To determine the NW in a Surgical ICU.
Descriptive, transversal and unicentric study during March and April 2023. Determination of the operative N:P ratio adequated to the NW using the "Nursing Activities Score" (NAS). Measurement of the NW using NAS and "Valoración de Cargas de Trabajo y Tiempos de Enfermería" (VACTE) scales, together with the proposed NW indicators. Management and efficiency analysis of the Nursing Resources using the "Work Utilization Ratio" Index (WUR). Identification of work days and shifts with greater workload. Bivariate analysis relating NAS and VACTE to reason for admission. Calculation of the NW of each reason for admission relating the stay average and its NAS and VACTE average.

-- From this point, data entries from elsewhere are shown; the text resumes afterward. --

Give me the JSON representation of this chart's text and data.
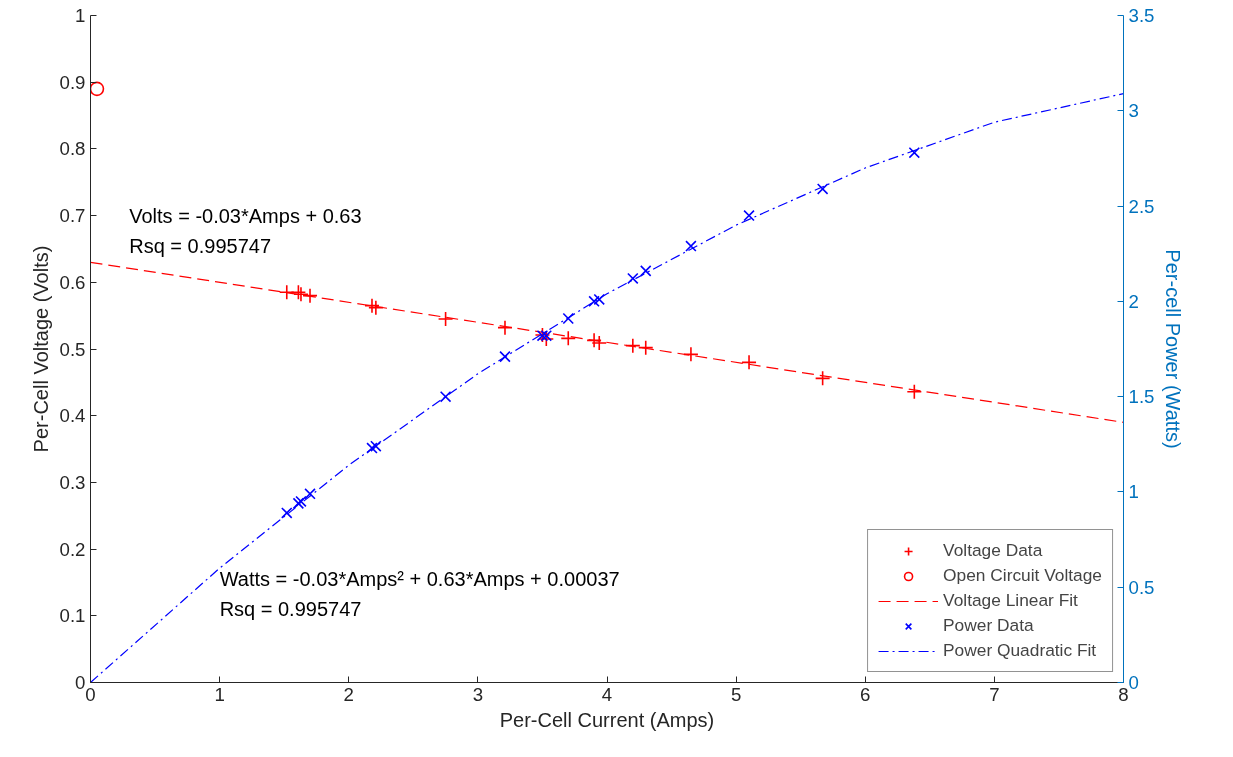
{
  "chart_data": {
    "type": "scatter",
    "xlabel": "Per-Cell Current (Amps)",
    "ylabel": "Per-Cell Voltage (Volts)",
    "y2label": "Per-cell Power (Watts)",
    "xlim": [
      0,
      8
    ],
    "xticks": [
      0,
      1,
      2,
      3,
      4,
      5,
      6,
      7,
      8
    ],
    "ylim": [
      0,
      1
    ],
    "yticks": [
      0,
      0.1,
      0.2,
      0.3,
      0.4,
      0.5,
      0.6,
      0.7,
      0.8,
      0.9,
      1
    ],
    "y2lim": [
      0,
      3.5
    ],
    "y2ticks": [
      0,
      0.5,
      1,
      1.5,
      2,
      2.5,
      3,
      3.5
    ],
    "grid": false,
    "legend": "bottom right",
    "series": [
      {
        "name": "Voltage Data",
        "marker": "cross",
        "color": "#ff0000",
        "x": [
          1.52,
          1.61,
          1.63,
          1.7,
          2.18,
          2.21,
          2.75,
          3.21,
          3.5,
          3.53,
          3.7,
          3.9,
          3.94,
          4.2,
          4.3,
          4.65,
          5.1,
          5.67,
          6.38
        ],
        "values": [
          0.585,
          0.585,
          0.582,
          0.58,
          0.565,
          0.562,
          0.545,
          0.532,
          0.521,
          0.515,
          0.516,
          0.513,
          0.509,
          0.505,
          0.502,
          0.492,
          0.48,
          0.456,
          0.436
        ]
      },
      {
        "name": "Open Circuit Voltage",
        "marker": "circle",
        "color": "#ff0000",
        "x": [
          0.05
        ],
        "values": [
          0.89
        ]
      },
      {
        "name": "Voltage Linear Fit",
        "type": "line",
        "line_style": "dashed",
        "marker": "none",
        "color": "#ff0000",
        "x": [
          0,
          8
        ],
        "values": [
          0.63,
          0.39
        ]
      },
      {
        "name": "Power Data",
        "marker": "x",
        "axis": "y2",
        "color": "#0000ff",
        "x": [
          1.52,
          1.61,
          1.63,
          1.7,
          2.18,
          2.21,
          2.75,
          3.21,
          3.5,
          3.53,
          3.7,
          3.9,
          3.94,
          4.2,
          4.3,
          4.65,
          5.1,
          5.67,
          6.38
        ],
        "values": [
          0.89,
          0.94,
          0.95,
          0.99,
          1.23,
          1.24,
          1.5,
          1.71,
          1.82,
          1.82,
          1.91,
          2.0,
          2.01,
          2.12,
          2.16,
          2.29,
          2.45,
          2.59,
          2.78
        ]
      },
      {
        "name": "Power Quadratic Fit",
        "type": "line",
        "line_style": "dashdot",
        "marker": "none",
        "axis": "y2",
        "color": "#0000ff",
        "x": [
          0,
          1,
          2,
          3,
          4,
          5,
          6,
          7,
          8
        ],
        "values": [
          0,
          0.6,
          1.14,
          1.62,
          2.04,
          2.4,
          2.7,
          2.94,
          3.09
        ]
      }
    ],
    "annotations": [
      "Volts = -0.03*Amps + 0.63",
      "Rsq = 0.995747",
      "Watts = -0.03*Amps² + 0.63*Amps + 0.00037",
      "Rsq = 0.995747"
    ]
  }
}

Correlation analysis between scales.
1705 records per scale were collected. NAS per patient median: 55.70 (IR: 51.30-60.38), (95%CI: 54.74-56.66). NAS per patient mean: 56,67 (SD: ±8,28), (95%CI: 55.72-57.63). NW per bed NAS: 63.39, VACTE: 652.93. NAS per nurse: 135.23%. B:P Ratio: 1:1.09. Operative N:P Ratio: 1:1.76. WUR > 1. Correlation coefficient between scales: 0.45.

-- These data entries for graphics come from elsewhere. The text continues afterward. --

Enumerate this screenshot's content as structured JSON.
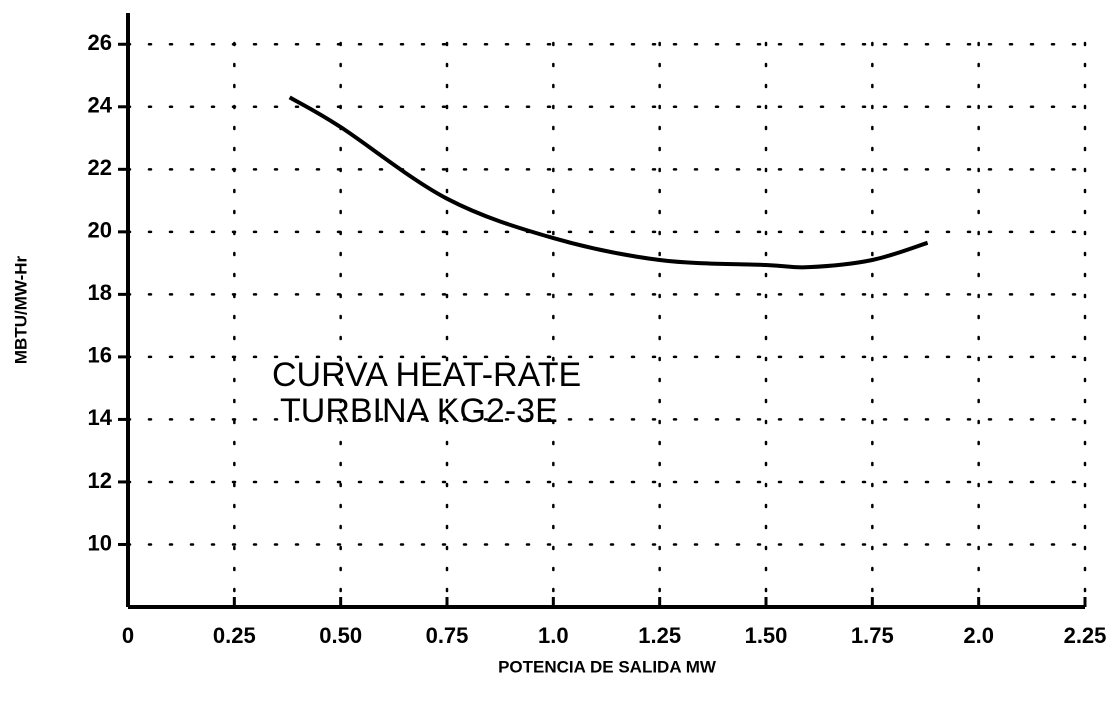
{
  "chart_data": {
    "type": "line",
    "x_label": "POTENCIA DE SALIDA MW",
    "y_label": "MBTU/MW-Hr",
    "annotations": [
      "CURVA HEAT-RATE",
      "TURBINA KG2-3E"
    ],
    "x": [
      0.38,
      0.5,
      0.75,
      1.0,
      1.25,
      1.5,
      1.6,
      1.75,
      1.88
    ],
    "series": [
      {
        "color": "#000000",
        "values": [
          24.3,
          23.35,
          21.06,
          19.8,
          19.1,
          18.94,
          18.87,
          19.1,
          19.65
        ]
      }
    ],
    "xlim": [
      0,
      2.25
    ],
    "xticks": [
      0,
      0.25,
      {
        "value": 0.5,
        "label": "0.50"
      },
      0.75,
      {
        "value": 1.0,
        "label": "1.0"
      },
      1.25,
      {
        "value": 1.5,
        "label": "1.50"
      },
      1.75,
      {
        "value": 2.0,
        "label": "2.0"
      },
      2.25
    ],
    "ylim": [
      8,
      27
    ],
    "yticks": [
      10,
      12,
      14,
      16,
      18,
      20,
      22,
      24,
      26
    ],
    "grid": true
  }
}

There is a shortage of nurses in relation to the work generated. An update in the scales is required. The NAS per nurse is more effective than the NAS per patient for the adequacy of the Nursing workforce. The new proposed indicators might be suitable to determine the NW and to optimize the calculation of Nursing resources.
护患比例不佳会对患者和医护人员的健康产生负面影响。有多种工具可用于量化护士工作量(NW)并调整护士人员配置。在重症监护病房(ICU)使用此类工具可促进护理资源与患者实际需求相匹配,并改善工作条件。
确定外科ICU的护士工作量。
2023年3月至4月进行描述性、横断面和单中心研究。使用“护理活动评分”(NAS)确定与护士工作量相适应的实际护患比例。使用NAS和“护理工作量与时间评估”(VACTE)量表以及提议的护士工作量指标来测量护士工作量。使用“工作利用率”指数(WUR)对护理资源进行管理和效率分析。确定工作量较大的工作日和班次。对NAS和VACTE与入院原因进行双变量分析。计算每种入院原因的护士工作量,将住院平均时间与其NAS和VACTE平均值相关联。对各量表进行相关性分析。

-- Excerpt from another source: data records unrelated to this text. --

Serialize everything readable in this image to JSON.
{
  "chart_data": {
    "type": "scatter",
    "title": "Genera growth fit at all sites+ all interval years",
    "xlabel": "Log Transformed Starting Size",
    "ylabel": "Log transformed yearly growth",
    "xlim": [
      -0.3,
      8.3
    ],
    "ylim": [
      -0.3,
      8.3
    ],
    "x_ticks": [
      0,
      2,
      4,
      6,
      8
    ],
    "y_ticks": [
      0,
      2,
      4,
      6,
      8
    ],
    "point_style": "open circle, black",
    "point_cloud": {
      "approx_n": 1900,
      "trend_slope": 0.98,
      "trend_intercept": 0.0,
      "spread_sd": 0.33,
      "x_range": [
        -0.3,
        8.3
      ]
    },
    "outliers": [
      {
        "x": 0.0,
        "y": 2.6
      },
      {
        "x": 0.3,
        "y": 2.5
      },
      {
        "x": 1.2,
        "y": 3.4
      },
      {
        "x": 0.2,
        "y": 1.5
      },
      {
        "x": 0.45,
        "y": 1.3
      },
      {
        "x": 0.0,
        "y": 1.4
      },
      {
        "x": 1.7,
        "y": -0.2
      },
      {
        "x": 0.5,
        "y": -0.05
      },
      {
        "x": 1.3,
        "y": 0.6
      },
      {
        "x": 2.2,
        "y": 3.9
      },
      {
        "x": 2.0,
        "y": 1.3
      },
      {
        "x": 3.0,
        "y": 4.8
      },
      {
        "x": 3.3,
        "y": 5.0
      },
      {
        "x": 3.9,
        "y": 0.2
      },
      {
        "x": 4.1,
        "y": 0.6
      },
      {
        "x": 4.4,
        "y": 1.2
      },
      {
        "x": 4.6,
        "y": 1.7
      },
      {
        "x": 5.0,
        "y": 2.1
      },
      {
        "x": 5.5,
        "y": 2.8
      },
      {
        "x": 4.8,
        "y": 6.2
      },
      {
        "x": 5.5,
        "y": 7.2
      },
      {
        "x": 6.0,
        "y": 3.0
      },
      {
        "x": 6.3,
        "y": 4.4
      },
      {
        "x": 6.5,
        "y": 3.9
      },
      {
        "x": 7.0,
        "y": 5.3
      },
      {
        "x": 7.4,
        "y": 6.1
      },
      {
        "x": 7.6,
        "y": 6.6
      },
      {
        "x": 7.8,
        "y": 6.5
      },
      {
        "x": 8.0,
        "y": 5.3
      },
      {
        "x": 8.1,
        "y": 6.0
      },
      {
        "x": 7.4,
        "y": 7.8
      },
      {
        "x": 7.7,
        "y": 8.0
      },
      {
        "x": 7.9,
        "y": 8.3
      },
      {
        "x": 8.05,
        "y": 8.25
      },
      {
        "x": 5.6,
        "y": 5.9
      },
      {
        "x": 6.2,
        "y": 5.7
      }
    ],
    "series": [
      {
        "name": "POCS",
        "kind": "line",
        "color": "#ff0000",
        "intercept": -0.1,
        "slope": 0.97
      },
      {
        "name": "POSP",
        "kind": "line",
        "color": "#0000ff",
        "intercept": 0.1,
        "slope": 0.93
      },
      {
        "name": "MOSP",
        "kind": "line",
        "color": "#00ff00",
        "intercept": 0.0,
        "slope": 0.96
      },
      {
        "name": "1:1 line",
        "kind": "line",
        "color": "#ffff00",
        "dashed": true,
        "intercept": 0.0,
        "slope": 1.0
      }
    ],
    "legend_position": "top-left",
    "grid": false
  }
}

每个量表收集了1705条记录。每位患者的NAS中位数:55.70(四分位间距:51.30 - 60.38),(95%置信区间:54.74 - 56.66)。每位患者的NAS平均值:56.67(标准差:±8.28),(95%置信区间:55.72 - 57.63)。每张床位的NAS护士工作量:63.39,VACTE:652.93。每位护士的NAS:135.23%。护患比:1:1.09。实际护患比例:1:1.76。WUR > 1。各量表之间的相关系数:0.45。
相对于产生的工作量而言,护士短缺。量表需要更新。就护理人力充足而言,每位护士的NAS比每位患者的NAS更有效。新提议的指标可能适用于确定护士工作量并优化护理资源的计算。